かちゃ。音を立てないようにドアを開け、部屋に入ってきたサトイさんはボクの隣に腰を下ろした。
数秒間の沈黙。
「し、知らなかったんです。」
ボクは声を絞り出した。
「知らなかった、か。ウチがどうゆうクラスか、ってことかな。」
「はい…。ボク、居住区Ⅵなんです、出身。田舎なんで、情報もなにもなくて。」
「そうか。じゃあ、今日聞いた情報を教えてくれるかな。」
今日聞いた情報か…。ものすごく言いたくない…。しかしそれはあくまで噂話であって、真実は違うかもしれない。そう信じたい。頼むサトイさん。真実を教えてくれ。
「Aクラスの新人は、ボク一人。お飾りクラスとも聞きました。」
「そうか…。残念ながら、その通りだ。ウチはお飾り部隊でほとんど戦闘には出ない。」
終わった。
「そ、そうですか。し、しかしですね、ボクはそこまで成績は悪くなかったはずなんですが。」
早口で取り繕う。自分でも哀れだと思う。
「ほんとだ、学術満点じゃん。」
入口の方から声がしてパッと顔を上げると、オキさんがドア枠に背中を預け、足で開いたドアを支えて立っていた。床に脱ぎ捨てていたあのスエットらしき服を着ている。今朝サトイさんが見ていた資料らしきものをぺらぺらとめくりながら、ふーん、と口をとがらせている。今こうやってじっくり見るとめちゃくちゃ美少女じゃないか…。
「こらルキ、向こうで待ってろって言ったじゃないか。」
「暇なんだもん。どうせその新人くん、ワタシのお世話係なんだからしゃべらせてよ。」
所謂、細いけれど出るとこは出ている、というやつで、顔面は絶対的美少女、髪型は今朝と同じだがきちんとすれば破壊力は増すだろう。ボクはこの美少女のお世話係なのか。なんだかそれはそれでいいような気もしてきた。
「あの、お世話係とは…。」
「キミ、ほんとになにも知らないんだね。驚いた。いいわ、教えてあげる。ワタシのパパは“ロイコ”の元帥なのよ。だからワタシ専用の部隊を組んでもらってここで働いてるの。」
“ロイコ”?ロイコとはなんだ…。
「ロイコはルークをドイツ語読みした時の発音だよ。」
「フェッ…なぜそれを…。」
サトイさんの声に驚いて奇声を発してしまった。心を読む能力があるのだろうか。
「大体の人は英語読みするからね。ルキはなぜかドイツ語読みに拘るんだ。」
「は、はぁ…。してそのルークとは?」
「うそでしょ、キミ、自分の入った軍の名前も知らないの?“オベンキョウ”しかできないのね。」
オキさんにバカにされてようやくわかった。“LEUK”はルークもしくはロイコと読むのか。英語の試験はなかったんだからしょうがないじゃないか。

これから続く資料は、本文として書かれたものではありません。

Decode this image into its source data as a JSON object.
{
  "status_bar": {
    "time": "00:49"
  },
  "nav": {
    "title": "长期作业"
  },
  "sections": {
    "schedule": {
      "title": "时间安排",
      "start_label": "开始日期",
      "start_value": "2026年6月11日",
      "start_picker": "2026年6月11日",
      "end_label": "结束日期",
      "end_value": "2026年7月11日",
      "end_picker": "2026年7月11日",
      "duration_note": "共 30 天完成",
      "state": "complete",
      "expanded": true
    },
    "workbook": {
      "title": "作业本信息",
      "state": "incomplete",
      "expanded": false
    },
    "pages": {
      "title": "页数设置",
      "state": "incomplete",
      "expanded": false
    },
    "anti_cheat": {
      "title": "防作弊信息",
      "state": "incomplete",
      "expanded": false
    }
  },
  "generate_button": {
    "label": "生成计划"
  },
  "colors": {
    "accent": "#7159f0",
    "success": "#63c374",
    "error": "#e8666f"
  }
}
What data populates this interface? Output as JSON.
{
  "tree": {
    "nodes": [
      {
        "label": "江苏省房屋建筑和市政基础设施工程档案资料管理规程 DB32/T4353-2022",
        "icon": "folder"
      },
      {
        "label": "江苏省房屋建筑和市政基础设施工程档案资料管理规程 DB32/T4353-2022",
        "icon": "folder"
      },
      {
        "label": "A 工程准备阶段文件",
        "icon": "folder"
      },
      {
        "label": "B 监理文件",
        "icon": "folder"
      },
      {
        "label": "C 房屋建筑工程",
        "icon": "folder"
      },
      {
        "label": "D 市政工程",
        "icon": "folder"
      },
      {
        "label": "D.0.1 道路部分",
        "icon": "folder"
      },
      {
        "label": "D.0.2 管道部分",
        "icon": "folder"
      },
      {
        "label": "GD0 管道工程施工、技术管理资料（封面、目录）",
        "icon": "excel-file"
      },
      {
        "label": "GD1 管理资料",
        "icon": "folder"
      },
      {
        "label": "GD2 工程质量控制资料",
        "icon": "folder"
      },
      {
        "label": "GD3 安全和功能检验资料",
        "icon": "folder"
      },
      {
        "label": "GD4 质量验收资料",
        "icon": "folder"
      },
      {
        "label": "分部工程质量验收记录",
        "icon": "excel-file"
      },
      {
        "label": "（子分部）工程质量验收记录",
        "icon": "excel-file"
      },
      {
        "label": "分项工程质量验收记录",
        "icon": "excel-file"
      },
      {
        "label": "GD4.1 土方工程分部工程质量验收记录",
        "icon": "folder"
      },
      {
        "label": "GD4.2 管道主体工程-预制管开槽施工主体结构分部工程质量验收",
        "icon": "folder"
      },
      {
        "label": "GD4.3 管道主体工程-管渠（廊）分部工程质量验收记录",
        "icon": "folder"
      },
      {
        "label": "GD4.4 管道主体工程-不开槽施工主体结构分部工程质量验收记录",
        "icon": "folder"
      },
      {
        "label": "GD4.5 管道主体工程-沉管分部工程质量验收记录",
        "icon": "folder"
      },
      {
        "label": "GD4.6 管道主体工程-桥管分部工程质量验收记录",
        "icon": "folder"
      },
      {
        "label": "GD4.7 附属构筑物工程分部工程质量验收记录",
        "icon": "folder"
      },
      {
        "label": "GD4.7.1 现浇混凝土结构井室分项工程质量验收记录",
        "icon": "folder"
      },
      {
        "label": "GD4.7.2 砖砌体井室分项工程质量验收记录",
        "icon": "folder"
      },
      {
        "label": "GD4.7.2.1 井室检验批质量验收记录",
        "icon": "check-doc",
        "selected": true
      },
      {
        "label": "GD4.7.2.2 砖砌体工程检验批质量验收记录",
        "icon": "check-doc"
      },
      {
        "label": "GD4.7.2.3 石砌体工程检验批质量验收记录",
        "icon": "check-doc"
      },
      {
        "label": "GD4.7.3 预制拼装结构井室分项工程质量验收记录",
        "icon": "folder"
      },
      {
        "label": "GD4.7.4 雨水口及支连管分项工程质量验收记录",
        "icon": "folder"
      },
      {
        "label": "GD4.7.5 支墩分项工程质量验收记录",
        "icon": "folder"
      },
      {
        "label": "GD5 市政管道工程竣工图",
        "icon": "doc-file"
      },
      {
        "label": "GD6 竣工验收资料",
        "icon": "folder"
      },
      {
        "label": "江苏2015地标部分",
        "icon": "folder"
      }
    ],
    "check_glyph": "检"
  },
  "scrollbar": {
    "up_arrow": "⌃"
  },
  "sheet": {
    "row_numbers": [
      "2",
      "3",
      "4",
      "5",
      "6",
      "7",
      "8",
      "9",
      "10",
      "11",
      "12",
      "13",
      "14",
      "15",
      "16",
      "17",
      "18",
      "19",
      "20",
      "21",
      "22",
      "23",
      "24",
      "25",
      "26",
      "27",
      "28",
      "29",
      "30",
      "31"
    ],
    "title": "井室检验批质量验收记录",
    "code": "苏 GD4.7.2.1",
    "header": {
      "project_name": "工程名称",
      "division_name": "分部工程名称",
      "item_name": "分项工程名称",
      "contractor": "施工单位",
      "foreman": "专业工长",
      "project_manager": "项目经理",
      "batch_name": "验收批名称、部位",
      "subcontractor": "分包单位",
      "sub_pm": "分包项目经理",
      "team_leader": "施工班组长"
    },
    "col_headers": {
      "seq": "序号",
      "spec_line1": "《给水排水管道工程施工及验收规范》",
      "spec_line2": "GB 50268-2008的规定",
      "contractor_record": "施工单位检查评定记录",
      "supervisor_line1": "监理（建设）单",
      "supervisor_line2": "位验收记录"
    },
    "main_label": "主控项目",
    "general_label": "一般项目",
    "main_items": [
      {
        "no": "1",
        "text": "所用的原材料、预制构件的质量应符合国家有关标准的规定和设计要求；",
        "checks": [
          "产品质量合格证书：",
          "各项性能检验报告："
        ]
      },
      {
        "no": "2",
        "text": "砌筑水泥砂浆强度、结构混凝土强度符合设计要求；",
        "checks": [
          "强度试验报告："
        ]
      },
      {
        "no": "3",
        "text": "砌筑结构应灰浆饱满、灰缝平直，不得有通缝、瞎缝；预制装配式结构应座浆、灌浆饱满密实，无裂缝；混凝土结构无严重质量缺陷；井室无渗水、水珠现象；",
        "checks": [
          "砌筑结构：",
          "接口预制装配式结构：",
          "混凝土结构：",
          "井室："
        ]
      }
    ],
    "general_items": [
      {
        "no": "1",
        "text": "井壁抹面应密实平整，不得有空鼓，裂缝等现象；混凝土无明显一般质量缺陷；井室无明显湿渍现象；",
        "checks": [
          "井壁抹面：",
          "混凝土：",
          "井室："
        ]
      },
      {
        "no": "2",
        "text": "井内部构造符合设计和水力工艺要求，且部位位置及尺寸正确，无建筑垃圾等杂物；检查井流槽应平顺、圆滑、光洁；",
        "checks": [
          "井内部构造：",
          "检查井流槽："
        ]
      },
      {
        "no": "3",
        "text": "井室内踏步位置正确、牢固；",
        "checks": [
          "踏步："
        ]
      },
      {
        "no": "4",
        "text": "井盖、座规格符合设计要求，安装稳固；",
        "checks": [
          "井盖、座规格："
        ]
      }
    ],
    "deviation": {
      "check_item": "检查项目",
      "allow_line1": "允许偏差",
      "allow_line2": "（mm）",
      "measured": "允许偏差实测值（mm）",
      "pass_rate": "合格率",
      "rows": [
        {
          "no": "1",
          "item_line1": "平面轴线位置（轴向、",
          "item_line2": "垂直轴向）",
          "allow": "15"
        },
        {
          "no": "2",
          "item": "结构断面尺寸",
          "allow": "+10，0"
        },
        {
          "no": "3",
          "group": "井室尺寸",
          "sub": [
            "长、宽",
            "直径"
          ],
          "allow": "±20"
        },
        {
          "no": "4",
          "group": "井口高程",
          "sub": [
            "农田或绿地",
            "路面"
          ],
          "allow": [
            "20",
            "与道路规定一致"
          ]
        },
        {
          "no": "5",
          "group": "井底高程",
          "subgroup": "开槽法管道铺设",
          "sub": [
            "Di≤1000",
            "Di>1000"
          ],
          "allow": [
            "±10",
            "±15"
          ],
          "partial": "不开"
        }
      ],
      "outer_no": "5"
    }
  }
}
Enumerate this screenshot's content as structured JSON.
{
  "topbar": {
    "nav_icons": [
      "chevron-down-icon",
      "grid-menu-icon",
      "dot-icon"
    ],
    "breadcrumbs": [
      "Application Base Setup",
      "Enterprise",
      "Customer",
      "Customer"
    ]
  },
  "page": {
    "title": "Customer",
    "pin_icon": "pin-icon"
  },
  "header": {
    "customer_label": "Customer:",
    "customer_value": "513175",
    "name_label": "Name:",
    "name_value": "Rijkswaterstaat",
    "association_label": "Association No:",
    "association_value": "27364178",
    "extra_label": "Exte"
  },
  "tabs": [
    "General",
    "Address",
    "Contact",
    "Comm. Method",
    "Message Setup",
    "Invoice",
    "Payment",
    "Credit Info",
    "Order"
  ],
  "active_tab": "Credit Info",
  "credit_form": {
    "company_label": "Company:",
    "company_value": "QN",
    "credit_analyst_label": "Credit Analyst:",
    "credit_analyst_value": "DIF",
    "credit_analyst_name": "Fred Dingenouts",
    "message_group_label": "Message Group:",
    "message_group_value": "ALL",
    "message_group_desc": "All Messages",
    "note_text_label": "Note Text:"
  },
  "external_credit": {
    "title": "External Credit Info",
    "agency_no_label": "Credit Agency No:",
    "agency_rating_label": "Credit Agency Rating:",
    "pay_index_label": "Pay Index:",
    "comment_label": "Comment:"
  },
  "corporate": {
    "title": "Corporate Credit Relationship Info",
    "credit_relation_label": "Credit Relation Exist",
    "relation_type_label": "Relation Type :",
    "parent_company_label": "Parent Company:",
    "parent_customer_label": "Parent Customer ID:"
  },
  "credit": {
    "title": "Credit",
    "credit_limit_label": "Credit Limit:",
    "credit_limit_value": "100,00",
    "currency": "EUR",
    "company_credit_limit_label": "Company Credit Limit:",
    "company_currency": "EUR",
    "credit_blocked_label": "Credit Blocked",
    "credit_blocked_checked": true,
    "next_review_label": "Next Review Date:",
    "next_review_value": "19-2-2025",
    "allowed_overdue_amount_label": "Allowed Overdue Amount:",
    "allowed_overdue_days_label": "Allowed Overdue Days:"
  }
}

「ルキ、言いすぎだ。知らないことは悪じゃない。これから知ればいいんだ。」
サトイさん大好きです。
それにしても軍に入って人々を脅威から守る活動ができると思ったのに、配属されたのはお嬢様のお世話係か…。どうしてこんなことになったんだろう…。待てよ、さっきオキさんが学術試験は満点と言ったような…。ますますわからん。
と、途方に暮れているとオキさんの声色が変わった。